BÜYÜKSÜN BAY KEMAL…!

BÜYÜKSÜN BAY KEMAL…!

09 Mart 2023 Perşembe 12:23

Üç yazı önce “kesin bir şeyler çıkacak” diye yazmıştım. İşte çıktı. Ben, CHP genel başkanı Kılıçdaroğlu beyi, yanlış tanımışım. Zatı alileri Savcı SAYAN’ın beyanına göre Deniz BAYKAL beyin kaset komplosu zamanında yemin billah ederek “genel başkan adayı olmayacağım” dediği halde CHP’nin başına geçtiği günden beri, nedendir bilmiyorum, bir AK Partili olarak Kılıçdaroğlu ismine ve adına sakin güç adına ufaktan sempati duymaya başlamıştım.

Kendi kendime, “ne sempatik adam, karizması yok, hitabeti yok, tam bir yurdum insanı. CHP’nin o eski azılı ağır toplarından da değil. Heyecanlı, yaptığı gaflarla ve yanlış bindiği yürüyen merdivenlerle de Reisimiz Tayyip beyin tam da dişine göre bir ana muhalefet adayı, diye uzun yıllardır sevinip duruyordum.

Kılıçdaroğlu, Tayyip beyin karşısında bugüne kadar yaklaşık “on” seçime girdi.

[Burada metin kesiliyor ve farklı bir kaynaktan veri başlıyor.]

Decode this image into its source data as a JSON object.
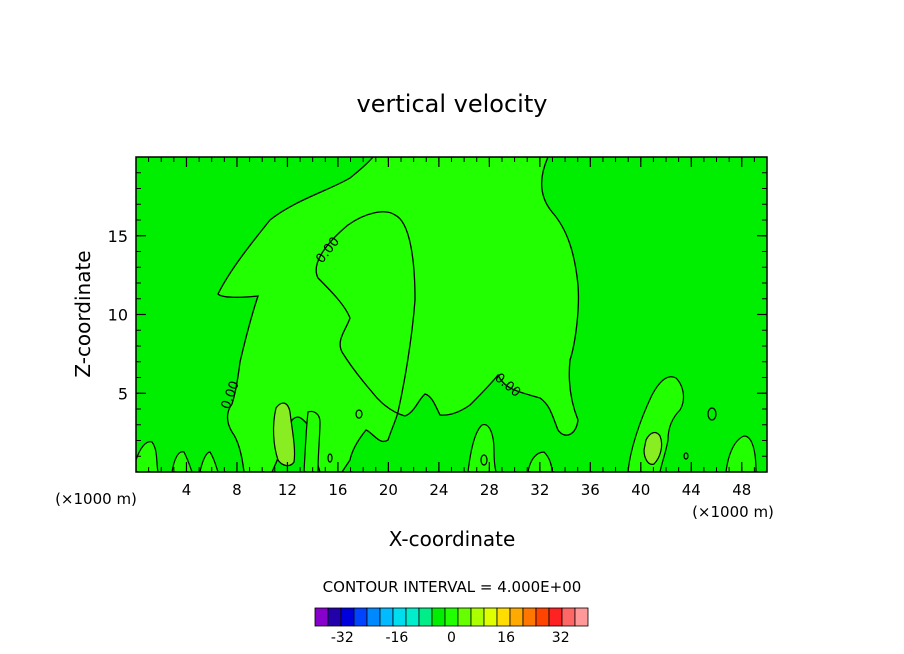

Külliyen hepsini de kaybetti. Böyle bir ana muhalefet liderini kim ya da hangi siyasi lider istemez ki??

Günlük siyasetlerle tabanını ayakta tutmaya çalışırken, içinden çıkamadığı ve beceremediği muhalefet yapma görevini, dış güçler ne derse onu anında yapmaya çalışarak, danışmanları ve akıl hocalarının güvenini de canlı tutmaya çalıştı. Ta ki bir sene önce ALTILI MASA’yı kuruncaya kadar…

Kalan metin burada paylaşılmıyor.